G.I. Bill Needs Updating
Wes Clark and Jon Soltz take to the op-ed pages of the LAT to urge John McCain to support a massive increase in educational benefits for our veterans.
The Post-9/11 Veterans Educational Assistance Act, sponsored by Sens. Jim Webb (D-Va.) and Chuck Hagel (R-Neb.), will restore the promise of a cost-free education to those who serve in the military. The original GI Bill transformed American history, providing education for returning soldiers. The GI Bill not only recognized our nation’s moral duty for the enormous sacrifices of our World War II veterans, but it helped create America’s middle class and spurred decades of economic growth for our country. Economists estimate that the original bill returned anywhere between $5 and $13 for every dollar we spent on it. But the original GI Bill has become woefully outdated, to the point where the average benefit doesn’t even cover half the cost of an in-state student’s education at a public college.
The Post-9/11 Veterans Act, which has an estimated cost between $2.5 billion and $4 billion, is common-sense legislation. With 51 cosponsors, including nine Republicans, the three other Vietnam War veterans in the Senate and former Secretary of the Navy John Warner, the bill simply updates what the late historian Stephen Ambrose called “the best piece of legislation ever passed by the U.S. Congress.” Yet, faced with unprecedented filibusters, it needs 60 cosponsors. As de facto leader of the party, McCain could signal to other Republicans to sign on to the bill and assure passage.
The White House has voiced concern on the bill, arguing that if returning troops are offered a good education, they will choose college over extending their service. This is as offensive as it is absurd.
First, it is morally reprehensible to fix the system so that civilian life is unappealing to service members, in an attempt to force them to re-up. Education assistance is not a handout, it is a sacred promise that we have made for generations in return for service.
Second, falling military recruitment numbers are just as serious as retention problems. To send the message that this nation will not help you make the most of your life will dissuade a large number of our best and brightest from choosing military service over other career options.
McCain has not committed himself one way or the other on this legislation, claiming he hasn’t had time to read it. Certainly, it’s time to make time.
Kevin Drum is right: “Updating the GI Bill seems like a political no-brainer. Even if it were a bad idea on the merits, it seems like the kind of thing that would get huge bipartisan support. After all, who’s opposed to a college education for returning Iraq vets?”
One could reasonably argue that this particular bill is too expensive or larded with poison pills but, surely, McCain is in an ideal position to take the lead in proposing whatever changes might need to be made to fix it.
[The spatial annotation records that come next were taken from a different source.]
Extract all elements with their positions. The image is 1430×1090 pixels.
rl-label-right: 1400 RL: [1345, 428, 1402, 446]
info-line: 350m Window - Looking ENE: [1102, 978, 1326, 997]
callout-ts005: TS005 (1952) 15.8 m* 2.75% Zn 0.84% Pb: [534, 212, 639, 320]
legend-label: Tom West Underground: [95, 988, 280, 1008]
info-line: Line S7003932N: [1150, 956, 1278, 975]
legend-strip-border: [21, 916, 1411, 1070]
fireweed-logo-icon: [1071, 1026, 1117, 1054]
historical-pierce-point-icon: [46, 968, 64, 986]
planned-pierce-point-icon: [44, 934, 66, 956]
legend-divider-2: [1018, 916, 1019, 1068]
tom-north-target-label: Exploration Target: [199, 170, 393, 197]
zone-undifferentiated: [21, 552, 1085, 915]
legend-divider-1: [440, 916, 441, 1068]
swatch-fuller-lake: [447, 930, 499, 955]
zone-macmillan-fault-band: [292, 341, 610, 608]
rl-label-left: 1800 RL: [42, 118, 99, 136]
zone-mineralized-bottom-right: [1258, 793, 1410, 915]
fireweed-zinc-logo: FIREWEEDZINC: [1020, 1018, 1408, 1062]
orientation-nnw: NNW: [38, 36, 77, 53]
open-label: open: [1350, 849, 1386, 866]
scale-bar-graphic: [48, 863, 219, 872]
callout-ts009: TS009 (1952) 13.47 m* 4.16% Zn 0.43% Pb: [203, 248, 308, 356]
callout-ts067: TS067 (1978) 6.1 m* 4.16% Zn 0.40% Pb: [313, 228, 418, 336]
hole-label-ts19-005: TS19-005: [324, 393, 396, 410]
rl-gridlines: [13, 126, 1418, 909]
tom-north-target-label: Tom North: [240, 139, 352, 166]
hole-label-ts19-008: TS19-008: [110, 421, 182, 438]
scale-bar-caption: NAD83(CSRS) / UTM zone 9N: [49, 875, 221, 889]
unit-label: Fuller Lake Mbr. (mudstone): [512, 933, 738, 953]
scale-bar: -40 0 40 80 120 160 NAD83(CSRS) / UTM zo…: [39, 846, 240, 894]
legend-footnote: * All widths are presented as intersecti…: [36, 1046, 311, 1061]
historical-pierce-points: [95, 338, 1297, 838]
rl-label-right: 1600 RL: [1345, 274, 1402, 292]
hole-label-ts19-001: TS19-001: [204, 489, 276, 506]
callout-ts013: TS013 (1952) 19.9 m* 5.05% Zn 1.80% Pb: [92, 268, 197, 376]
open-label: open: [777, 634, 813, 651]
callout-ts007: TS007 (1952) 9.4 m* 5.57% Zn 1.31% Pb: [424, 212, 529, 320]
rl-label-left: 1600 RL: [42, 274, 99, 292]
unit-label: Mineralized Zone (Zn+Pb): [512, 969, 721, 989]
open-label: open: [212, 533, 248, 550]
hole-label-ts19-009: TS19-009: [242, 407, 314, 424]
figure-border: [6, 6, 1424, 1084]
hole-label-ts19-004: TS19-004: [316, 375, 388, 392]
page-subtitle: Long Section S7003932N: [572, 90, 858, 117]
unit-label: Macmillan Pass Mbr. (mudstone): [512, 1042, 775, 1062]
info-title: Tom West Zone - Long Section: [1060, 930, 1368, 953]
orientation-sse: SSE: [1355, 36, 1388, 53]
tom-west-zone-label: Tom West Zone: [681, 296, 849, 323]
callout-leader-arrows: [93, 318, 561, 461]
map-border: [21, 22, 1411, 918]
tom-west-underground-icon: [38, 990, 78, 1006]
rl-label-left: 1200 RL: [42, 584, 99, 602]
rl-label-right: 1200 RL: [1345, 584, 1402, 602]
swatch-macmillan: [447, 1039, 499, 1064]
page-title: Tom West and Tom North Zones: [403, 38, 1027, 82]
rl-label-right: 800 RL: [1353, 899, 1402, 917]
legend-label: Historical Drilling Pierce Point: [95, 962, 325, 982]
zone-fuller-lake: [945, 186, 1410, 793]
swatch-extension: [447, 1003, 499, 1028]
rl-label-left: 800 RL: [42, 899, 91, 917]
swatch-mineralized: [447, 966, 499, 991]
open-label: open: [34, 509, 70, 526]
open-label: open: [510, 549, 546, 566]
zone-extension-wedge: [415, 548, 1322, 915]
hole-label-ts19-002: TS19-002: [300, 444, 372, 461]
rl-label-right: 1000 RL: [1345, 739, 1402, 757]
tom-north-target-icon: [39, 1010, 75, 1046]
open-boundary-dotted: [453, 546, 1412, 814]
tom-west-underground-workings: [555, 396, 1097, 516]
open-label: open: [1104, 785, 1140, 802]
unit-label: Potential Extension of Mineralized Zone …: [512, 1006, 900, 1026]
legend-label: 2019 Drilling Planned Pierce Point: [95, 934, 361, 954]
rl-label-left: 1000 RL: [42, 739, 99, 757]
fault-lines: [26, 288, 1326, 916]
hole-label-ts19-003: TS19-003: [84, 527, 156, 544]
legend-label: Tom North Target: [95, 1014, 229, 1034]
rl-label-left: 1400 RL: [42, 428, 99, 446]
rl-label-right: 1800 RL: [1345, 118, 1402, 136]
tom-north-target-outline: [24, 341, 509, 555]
An NPR story on this issue this morning noted that the original G.I. Bill was sufficiently generous that vets could attend even the most elite private institutions. Given how much tuition has soared compared to inflation, that’s probably not feasible. Certainly, though, a year of military service ought earn a year’s in-state tuition and books at a public institution. And it would be awfully nice, indeed, if the elite private schools considered a G.I. Bill voucher payment in full.